Patients interested in the implant surgery are initially evaluated with a complete history, physical examination, voiding diaries, and a bladder function study. If they qualify, they undergo test stimulation, conducted by a urologist or urogynecologist, which typically takes less than one hour, and is considered a “same day” procedure. The test stimulation involves the placement of a needle into the lower back in a location where nerves travel to the bladder. Typically, a local anesthetic is used during the test stimulation. A small wire (lead) is left in place and transmits electrical impulses to these nerves. The patient returns home with the test stimulator in place for 3 to 7 days, and keeps a voiding diary. The wire is then removed by the surgeon. Some patients report the test stimulation to be painful, while others do not. If you are concerned about this, please discuss pain management options with your physician.
If the test stimulation is successful, and improvement is noted within five to seven days, then the permanent system can be surgically implanted under general anesthesia. This generally requires an overnight stay in the hospital. The patient is given a small device that can be used to turn on/off and modulate the level of stimulation to nerves. InterStim can only be implanted by a urologist or urogynecologist who has been specifically trained to perform the procedure. Read answers to FAQs about InterStim.
Eon Mini Rechargeable IPG System: Advanced Neuromodulation Systems (ANS), a division of St. Jude Medical, Inc., makes the Eon Mini, the world’s smallest, longest-lasting rechargeable neurostimulator to treat chronic pain of the trunk or limbs and pain from failed back surgery. The Eon Mini has the longest-lasting battery life of any rechargeable spinal cord stimulation (SCS) device in its class. It is the only small rechargeable neurostimulator to receive a 10-year battery longevity approval by the FDA. While not approved specifically for interstitial cystitis, neuromodulation devices such as this have been tried and tested in people with IC with varying degrees of success. The Eon Mini blocks pain signals from traveling up the spinal cord to the brain.

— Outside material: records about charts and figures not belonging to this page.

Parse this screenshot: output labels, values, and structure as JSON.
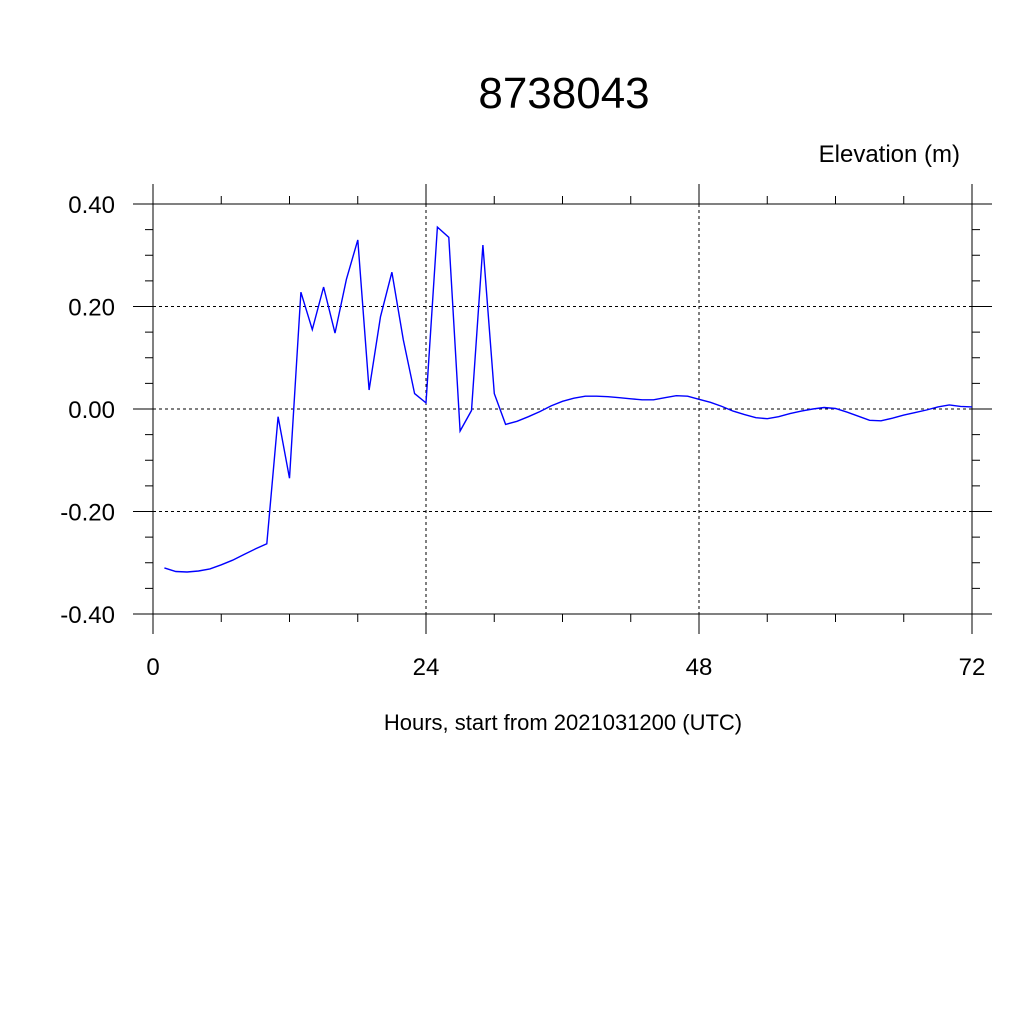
{
  "chart_data": {
    "type": "line",
    "title": "8738043",
    "ylabel": "Elevation (m)",
    "xlabel": "Hours, start from 2021031200 (UTC)",
    "xlim": [
      0,
      72
    ],
    "ylim": [
      -0.4,
      0.4
    ],
    "x_ticks": [
      0,
      24,
      48,
      72
    ],
    "x_tick_labels": [
      "0",
      "24",
      "48",
      "72"
    ],
    "y_ticks": [
      -0.4,
      -0.2,
      0.0,
      0.2,
      0.4
    ],
    "y_tick_labels": [
      "-0.40",
      "-0.20",
      "0.00",
      "0.20",
      "0.40"
    ],
    "grid": true,
    "grid_style": "dashed",
    "line_color": "#0000ff",
    "series": [
      {
        "x": [
          1,
          2,
          3,
          4,
          5,
          6,
          7,
          8,
          9,
          10,
          11,
          12,
          13,
          14,
          15,
          16,
          17,
          18,
          19,
          20,
          21,
          22,
          23,
          24,
          25,
          26,
          27,
          28,
          29,
          30,
          31,
          32,
          33,
          34,
          35,
          36,
          37,
          38,
          39,
          40,
          41,
          42,
          43,
          44,
          45,
          46,
          47,
          48,
          49,
          50,
          51,
          52,
          53,
          54,
          55,
          56,
          57,
          58,
          59,
          60,
          61,
          62,
          63,
          64,
          65,
          66,
          67,
          68,
          69,
          70,
          71,
          72
        ],
        "values": [
          -0.31,
          -0.317,
          -0.318,
          -0.316,
          -0.312,
          -0.304,
          -0.295,
          -0.284,
          -0.273,
          -0.263,
          -0.015,
          -0.135,
          0.228,
          0.155,
          0.238,
          0.148,
          0.253,
          0.33,
          0.037,
          0.18,
          0.267,
          0.135,
          0.03,
          0.012,
          0.355,
          0.335,
          -0.043,
          -0.003,
          0.32,
          0.03,
          -0.03,
          -0.024,
          -0.015,
          -0.005,
          0.006,
          0.015,
          0.021,
          0.025,
          0.025,
          0.024,
          0.022,
          0.02,
          0.018,
          0.018,
          0.022,
          0.026,
          0.025,
          0.019,
          0.013,
          0.005,
          -0.004,
          -0.011,
          -0.017,
          -0.019,
          -0.015,
          -0.009,
          -0.004,
          0.0,
          0.003,
          0.001,
          -0.006,
          -0.014,
          -0.022,
          -0.023,
          -0.018,
          -0.012,
          -0.007,
          -0.002,
          0.004,
          0.008,
          0.005,
          0.004
        ]
      }
    ]
  }
}
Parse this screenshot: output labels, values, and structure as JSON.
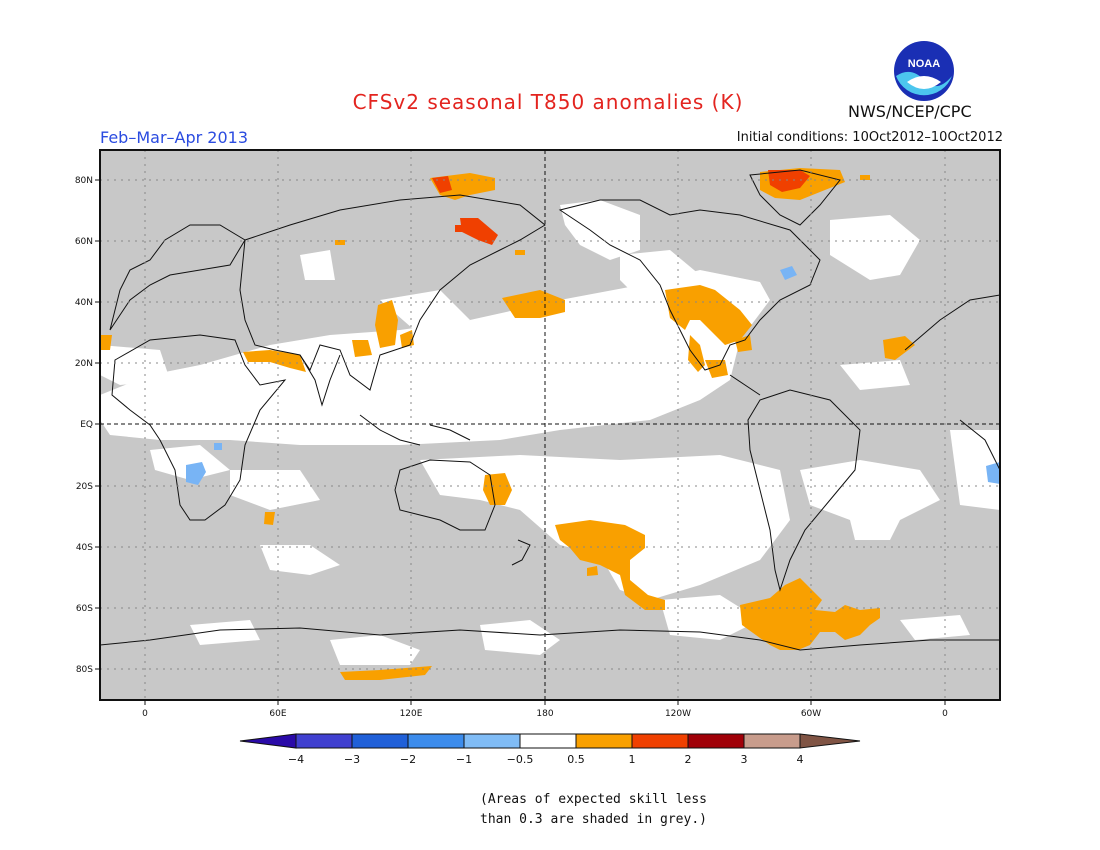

IF 3WAVE: The IF3WAVE from Empi may be used to treat pain associated with IC, in conjunction with other forms of therapy. This device is used to treat deep pain by delivering nearly 50 times the power of a TENS unit. It delivers two different types of current – neuromuscular electrical stimulation (NMES) and pulse direct current (PDC) – and a combination of both of these currents. The IF 3WAVE features a digital, LCD user interface screen and easy to use push buttons as well as a compliance monitor for tracking usage of the device. The IF 3WAVE requires a prescription from your physician or physical therapist.